Transparency is a big one; Millennials as a group are cynical and can tell when companies are pandering. Another big thing related to that is Millennials don’t like conducting conversations over the phone. We want to be able to do as much online as possible and write things out instead of talking. There are a lot of Millennial memes about “successfully avoiding human interaction” as much as possible; it’s why things like iPads at restaurants where you can order food without talking to waiters are big hits. The equivalent in the apartment industry is having online systems for leasing, paying rent, making maintenance requests, purchasing amenities, etc.

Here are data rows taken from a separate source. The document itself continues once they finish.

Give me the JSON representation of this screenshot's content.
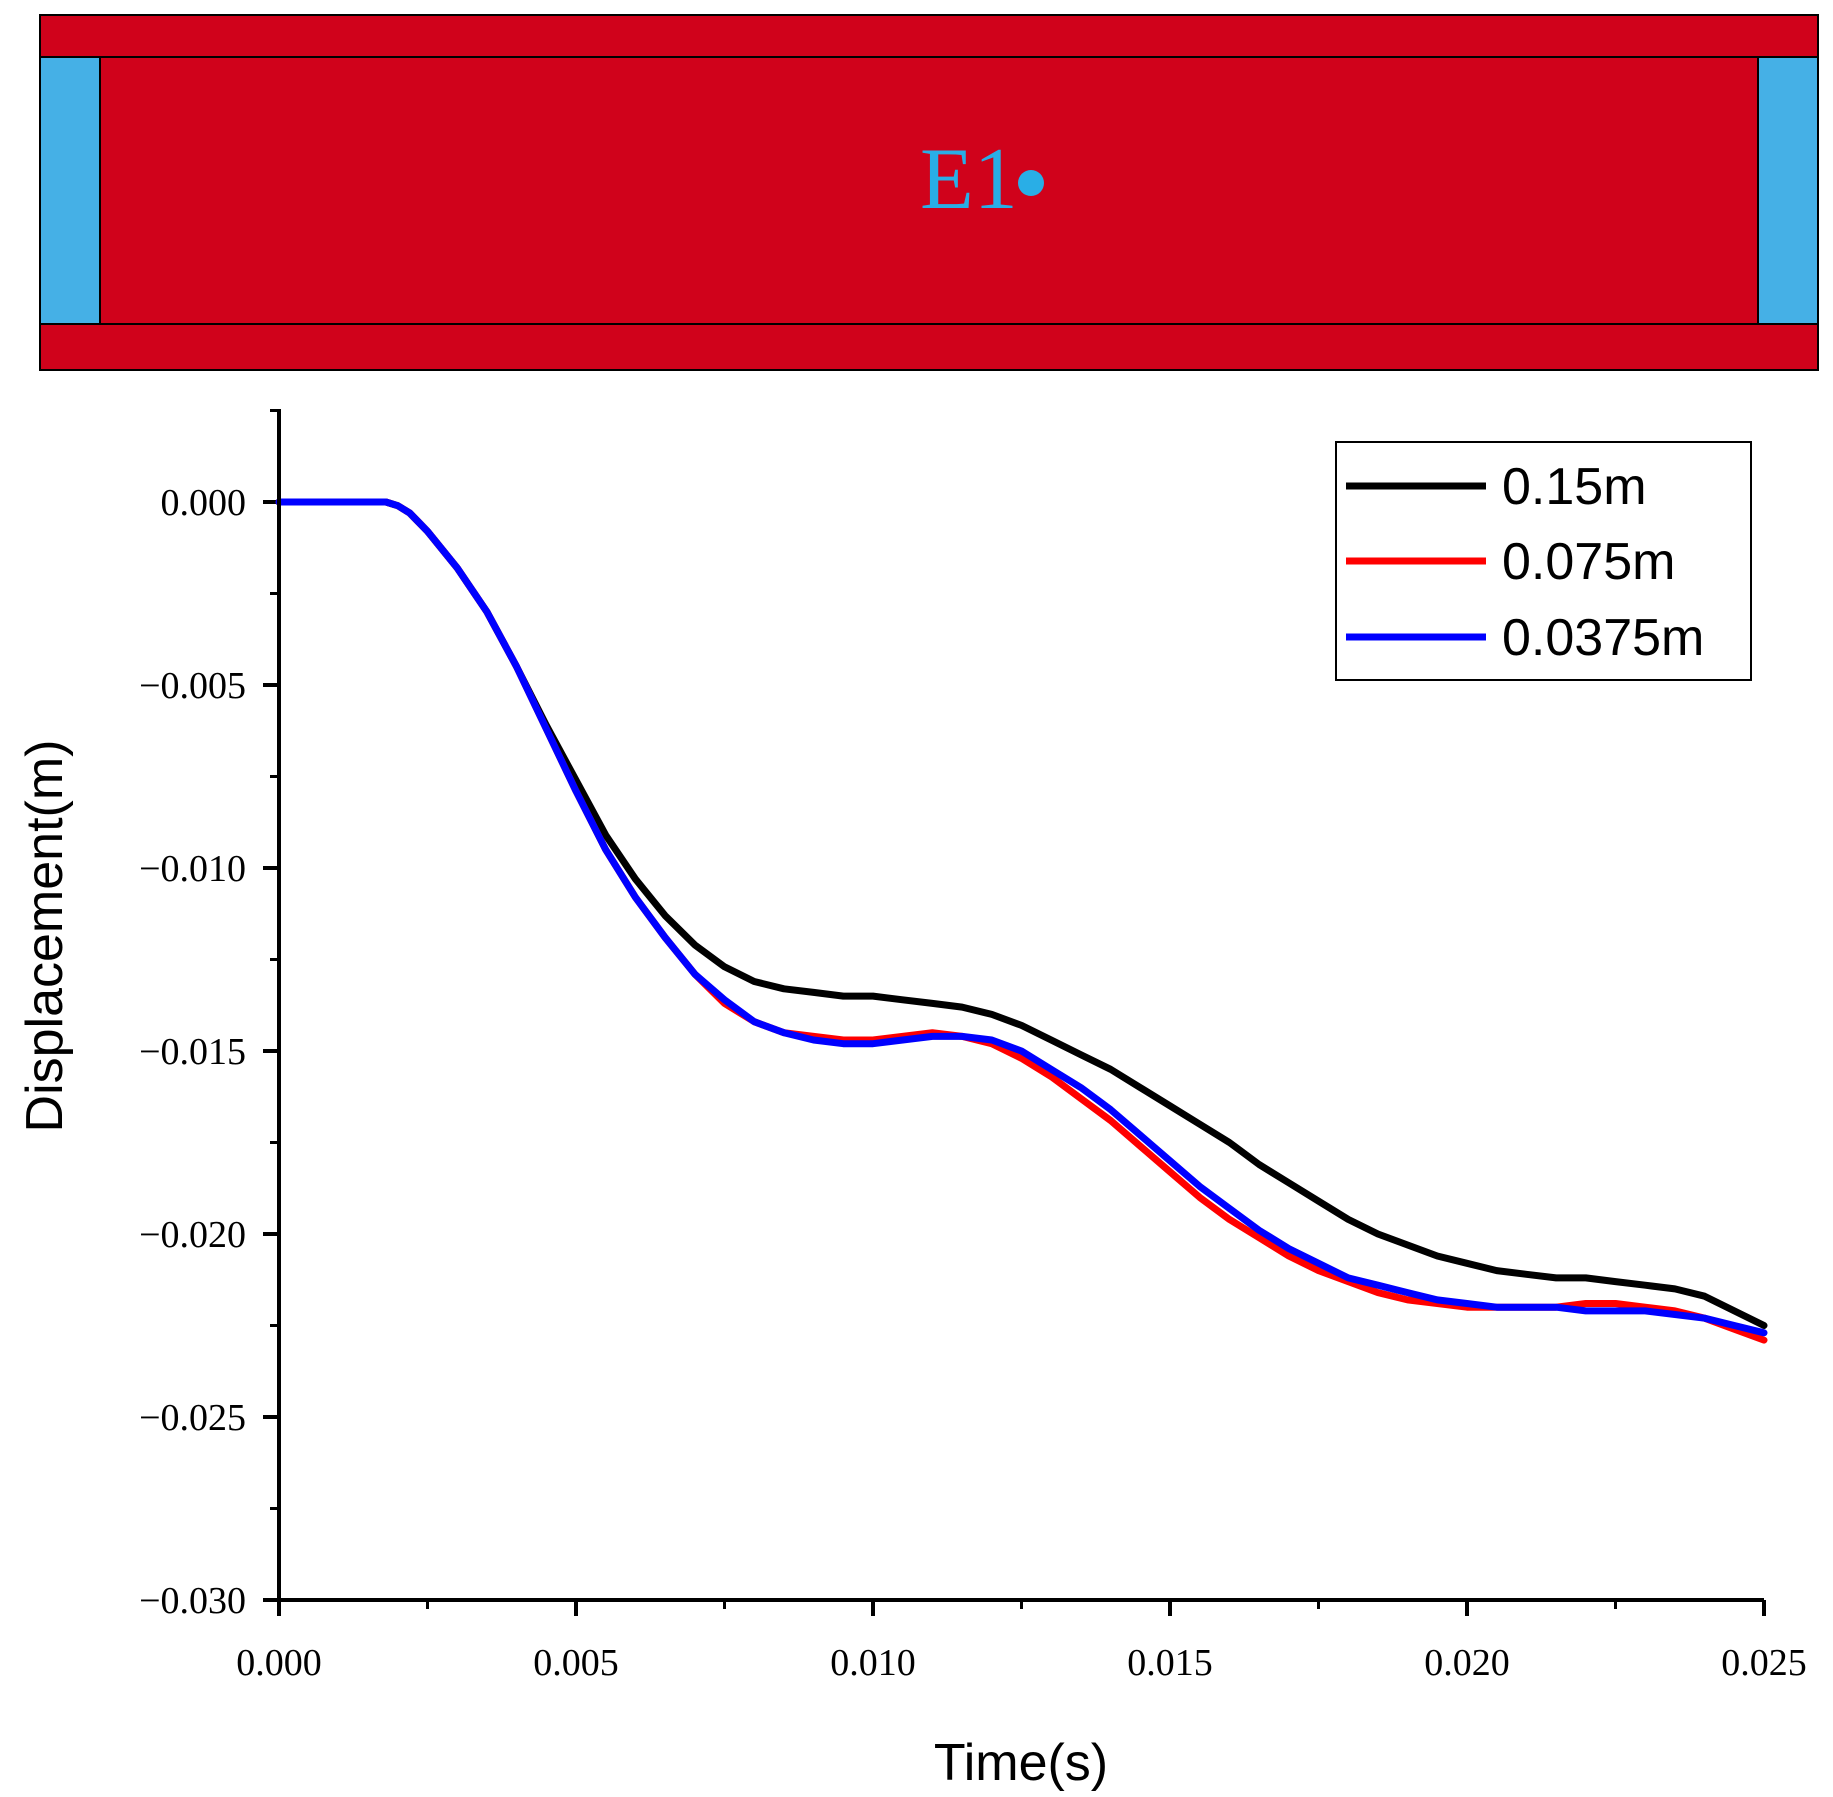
{
  "diagram": {
    "marker_label": "E1",
    "colors": {
      "body": "#d0021b",
      "end": "#45b0e6",
      "marker": "#29aee6",
      "outline": "#000000"
    }
  },
  "chart_data": {
    "type": "line",
    "title": "",
    "xlabel": "Time(s)",
    "ylabel": "Displacement(m)",
    "xlim": [
      0,
      0.025
    ],
    "ylim": [
      -0.03,
      0.0025
    ],
    "xticks": [
      "0.000",
      "0.005",
      "0.010",
      "0.015",
      "0.020",
      "0.025"
    ],
    "yticks": [
      "0.000",
      "−0.005",
      "−0.010",
      "−0.015",
      "−0.020",
      "−0.025",
      "−0.030"
    ],
    "xtick_values": [
      0,
      0.005,
      0.01,
      0.015,
      0.02,
      0.025
    ],
    "ytick_values": [
      0,
      -0.005,
      -0.01,
      -0.015,
      -0.02,
      -0.025,
      -0.03
    ],
    "legend_position": "top-right",
    "series": [
      {
        "name": "0.15m",
        "color": "#000000",
        "x": [
          0,
          0.0005,
          0.001,
          0.0015,
          0.0018,
          0.002,
          0.0022,
          0.0025,
          0.003,
          0.0035,
          0.004,
          0.0045,
          0.005,
          0.0055,
          0.006,
          0.0065,
          0.007,
          0.0075,
          0.008,
          0.0085,
          0.009,
          0.0095,
          0.01,
          0.0105,
          0.011,
          0.0115,
          0.012,
          0.0125,
          0.013,
          0.0135,
          0.014,
          0.0145,
          0.015,
          0.0155,
          0.016,
          0.0165,
          0.017,
          0.0175,
          0.018,
          0.0185,
          0.019,
          0.0195,
          0.02,
          0.0205,
          0.021,
          0.0215,
          0.022,
          0.0225,
          0.023,
          0.0235,
          0.024,
          0.0245,
          0.025
        ],
        "y": [
          0,
          0,
          0,
          0,
          0,
          -0.0001,
          -0.0003,
          -0.0008,
          -0.0018,
          -0.003,
          -0.0045,
          -0.0061,
          -0.0076,
          -0.0091,
          -0.0103,
          -0.0113,
          -0.0121,
          -0.0127,
          -0.0131,
          -0.0133,
          -0.0134,
          -0.0135,
          -0.0135,
          -0.0136,
          -0.0137,
          -0.0138,
          -0.014,
          -0.0143,
          -0.0147,
          -0.0151,
          -0.0155,
          -0.016,
          -0.0165,
          -0.017,
          -0.0175,
          -0.0181,
          -0.0186,
          -0.0191,
          -0.0196,
          -0.02,
          -0.0203,
          -0.0206,
          -0.0208,
          -0.021,
          -0.0211,
          -0.0212,
          -0.0212,
          -0.0213,
          -0.0214,
          -0.0215,
          -0.0217,
          -0.0221,
          -0.0225
        ]
      },
      {
        "name": "0.075m",
        "color": "#ff0000",
        "x": [
          0,
          0.0005,
          0.001,
          0.0015,
          0.0018,
          0.002,
          0.0022,
          0.0025,
          0.003,
          0.0035,
          0.004,
          0.0045,
          0.005,
          0.0055,
          0.006,
          0.0065,
          0.007,
          0.0075,
          0.008,
          0.0085,
          0.009,
          0.0095,
          0.01,
          0.0105,
          0.011,
          0.0115,
          0.012,
          0.0125,
          0.013,
          0.0135,
          0.014,
          0.0145,
          0.015,
          0.0155,
          0.016,
          0.0165,
          0.017,
          0.0175,
          0.018,
          0.0185,
          0.019,
          0.0195,
          0.02,
          0.0205,
          0.021,
          0.0215,
          0.022,
          0.0225,
          0.023,
          0.0235,
          0.024,
          0.0245,
          0.025
        ],
        "y": [
          0,
          0,
          0,
          0,
          0,
          -0.0001,
          -0.0003,
          -0.0008,
          -0.0018,
          -0.003,
          -0.0045,
          -0.0062,
          -0.0079,
          -0.0095,
          -0.0108,
          -0.0119,
          -0.0129,
          -0.0137,
          -0.0142,
          -0.0145,
          -0.0146,
          -0.0147,
          -0.0147,
          -0.0146,
          -0.0145,
          -0.0146,
          -0.0148,
          -0.0152,
          -0.0157,
          -0.0163,
          -0.0169,
          -0.0176,
          -0.0183,
          -0.019,
          -0.0196,
          -0.0201,
          -0.0206,
          -0.021,
          -0.0213,
          -0.0216,
          -0.0218,
          -0.0219,
          -0.022,
          -0.022,
          -0.022,
          -0.022,
          -0.0219,
          -0.0219,
          -0.022,
          -0.0221,
          -0.0223,
          -0.0226,
          -0.0229
        ]
      },
      {
        "name": "0.0375m",
        "color": "#0000ff",
        "x": [
          0,
          0.0005,
          0.001,
          0.0015,
          0.0018,
          0.002,
          0.0022,
          0.0025,
          0.003,
          0.0035,
          0.004,
          0.0045,
          0.005,
          0.0055,
          0.006,
          0.0065,
          0.007,
          0.0075,
          0.008,
          0.0085,
          0.009,
          0.0095,
          0.01,
          0.0105,
          0.011,
          0.0115,
          0.012,
          0.0125,
          0.013,
          0.0135,
          0.014,
          0.0145,
          0.015,
          0.0155,
          0.016,
          0.0165,
          0.017,
          0.0175,
          0.018,
          0.0185,
          0.019,
          0.0195,
          0.02,
          0.0205,
          0.021,
          0.0215,
          0.022,
          0.0225,
          0.023,
          0.0235,
          0.024,
          0.0245,
          0.025
        ],
        "y": [
          0,
          0,
          0,
          0,
          0,
          -0.0001,
          -0.0003,
          -0.0008,
          -0.0018,
          -0.003,
          -0.0045,
          -0.0062,
          -0.0079,
          -0.0095,
          -0.0108,
          -0.0119,
          -0.0129,
          -0.0136,
          -0.0142,
          -0.0145,
          -0.0147,
          -0.0148,
          -0.0148,
          -0.0147,
          -0.0146,
          -0.0146,
          -0.0147,
          -0.015,
          -0.0155,
          -0.016,
          -0.0166,
          -0.0173,
          -0.018,
          -0.0187,
          -0.0193,
          -0.0199,
          -0.0204,
          -0.0208,
          -0.0212,
          -0.0214,
          -0.0216,
          -0.0218,
          -0.0219,
          -0.022,
          -0.022,
          -0.022,
          -0.0221,
          -0.0221,
          -0.0221,
          -0.0222,
          -0.0223,
          -0.0225,
          -0.0227
        ]
      }
    ]
  }
}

I'm not sure if “experience over things” is a universally Millennial value or just one among its more affluent members, but I think it is valid among my circles, at least. Generally, Millennials are more practical and would value, say, a well-made and reliable car over something super flashy. But that is a belief that is valid for anyone who is reasonably well-off but not wealthy, regardless of their age. Millennials mostly have this mindset because we are young and most of us are not wealthy. You do hear about Millennials “killing the diamond industry,” which ties into all three of these things. We recognize that diamonds are kind of a farce and there is questionable ethics around their mining and production (low transparency); we can’t really afford expensive jewelry anyway (low flexibility); and we feel that, because zirconium looks the same anyway, why not get that and instead spend the money on a nice honeymoon or invest it toward a house so we can have a more comfortable life (experience over things).

In The Economist article, a failed marketing example given is when MillerCoors tried to sell to Millennials by creating TwoHats, a light-flavored fruity brew they said would appeal to Millennials taste and budget with the tagline, “Good, cheap beer. Wait, what?” Replies my daughter:

Good beer that isn’t expensive is definitely a product that would appeal to Millennials. The advertisement isn’t effective because Millennials don't like the feeling that we are being told what to think/how to react (“wait, what?”) If you're telling us what our reaction should be, you probably aren't actually eliciting that reaction, and it feels disingenuous and pandering to boot. ‘Good cheap beer’ is, in our experience, something that doesn't exist, so we are immediately skeptical because we are a cynical bunch. The solution to that is to convey how and why your beer is both good and cheap. Increase transparency. What is different about your beer that lets you sell it at a lower price, but still have it taste good? We want to know what that is before we believe that it is both good and cheap. Maybe the actual reason isn't at all sexy but then it's the marketer's job to figure out how to sex it up.